Pour Keelung, le 14 avril 1947, M. Bayens, Consul Général de France à Shanghai, informe le Ministère des Affaires étrangères que le cimetière se trouve dans « un état complet de délabrement. » En raison du caractère d’urgence de la remise en état, il fait exécuter des travaux pour un montant de 100 USD qui est ensuite remboursé par le Ministère de la Marine. Le terrain est loué à la France pour un dollar symbolique. Avec la fin des relations officielles de la France avec la République de Chine, en 1964, le cimetière était interdit au public.

Stèle « à la mémoire de l’Amiral Courbet et des braves morts pour la France aux Pescadores (1885) »

Assumée jusqu’en 1993 par le Représentant commercial français, la responsabilité de sa gestion a été reprise par le Secrétariat général de l’Institut français, après la réorganisation de celui-ci. Enfin, en 1997, sur décision ministérielle française, la gestion et l’entretien du cimetière reviennent, après accord, à la mairie de Keelung.

Et aujourd’hui ?

Après avoir connu encore les vicissitudes de l’oubli, le cimetière, très mal-en-point, fut vandalisé en 2012 (des tombes furent détruites) et la pierre calcaire très friable utilisée s’effritait aussi sérieusement. La municipalité de Keelung prit conscience dans les années 2000 du caractère exceptionnel de ce lieu. Le cimetière, devenu un lieu ouvert inclus dans un parc de la mémoire, allait commencer une nouvelle vie.

Le cimetière est classé monument historique en février 2001 et un projet de restauration et de mise en valeur du site est élaboré conjointement avec les autorités françaises. Il est achevé en 2021. Une plaque du Souvenir Français y a été apposée le 11 novembre 2016. L’Institut français et le Souvenir Français commémorent les 14-Juillet et 11-Novembre le souvenir de ces soldats morts pour la France. Lors de la Fête des Fantômes, en août, les Taïwanais y viennent d’eux-mêmes apaiser l’âme des damnés de la guerre par des célébrations qui n’ont rien à envier à celles dédiées à feu leurs ancêtres, ennemis d’une époque fort lointaine…

Il n’est pas exagéré de dire que ces deux lieux, qui survécurent aux régimes, aux guerres et à l’urbanisation toujours croissante, sont des miraculés.
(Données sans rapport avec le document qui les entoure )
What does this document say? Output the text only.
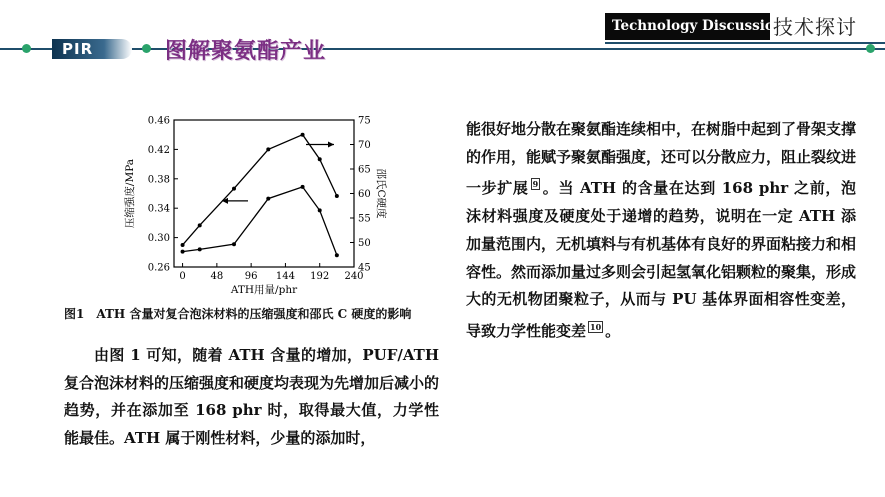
PIR	图解聚氨酯产业
Technology Discussion
技术探讨
0 48 96 144 192 240
0.26
0.30
0.34
0.38
0.42
0.46
45
50
55
60
65
70
75
ATH用量/phr
压缩强度/MPa	邵氏C硬度
图1　ATH 含量对复合泡沫材料的压缩强度和邵氏 C 硬度的影响
由图 1 可知，随着 ATH 含量的增加，PUF/ATH 复合泡沫材料的压缩强度和硬度均表现为先增加后减小的趋势，并在添加至 168 phr 时，取得最大值，力学性能最佳。ATH 属于刚性材料，少量的添加时，
能很好地分散在聚氨酯连续相中，在树脂中起到了骨架支撑的作用，能赋予聚氨酯强度，还可以分散应力，阻止裂纹进一步扩展 $^9$ 。当 ATH 的含量在达到 168 phr 之前，泡沫材料强度及硬度处于递增的趋势，说明在一定 ATH 添加量范围内，无机填料与有机基体有良好的界面粘接力和相容性。然而添加量过多则会引起氢氧化铝颗粒的聚集，形成大的无机物团聚粒子，从而与 PU 基体界面相容性变差，导致力学性能变差 $^{10}$ 。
Leur parcours, fait de hauts et de bas, d’oublis et de rappels – à l’image de cette guerre –, est sans doute aussi important que la raison de leur création, et illustre l’importance des enjeux du patrimoine français à l’étranger.

Notes

  1. Archives diplomatiques de la Courneuve : TRA18970017 : Convention relative à l'entretien et à la réparation des tombes des marins et soldats français à Formose et aux Pescadores, 1897. TRA19080016 : Accord relatif à l'entretien et à la réparation des tombes des marins et des soldats français à Formose et aux Pescadores, 1908. TRA19150010 : Accord par échange de lettres relatif à l'entretien et à l'administration des tombes des soldats et marins français à Kelung et aux Pescadores, 1915.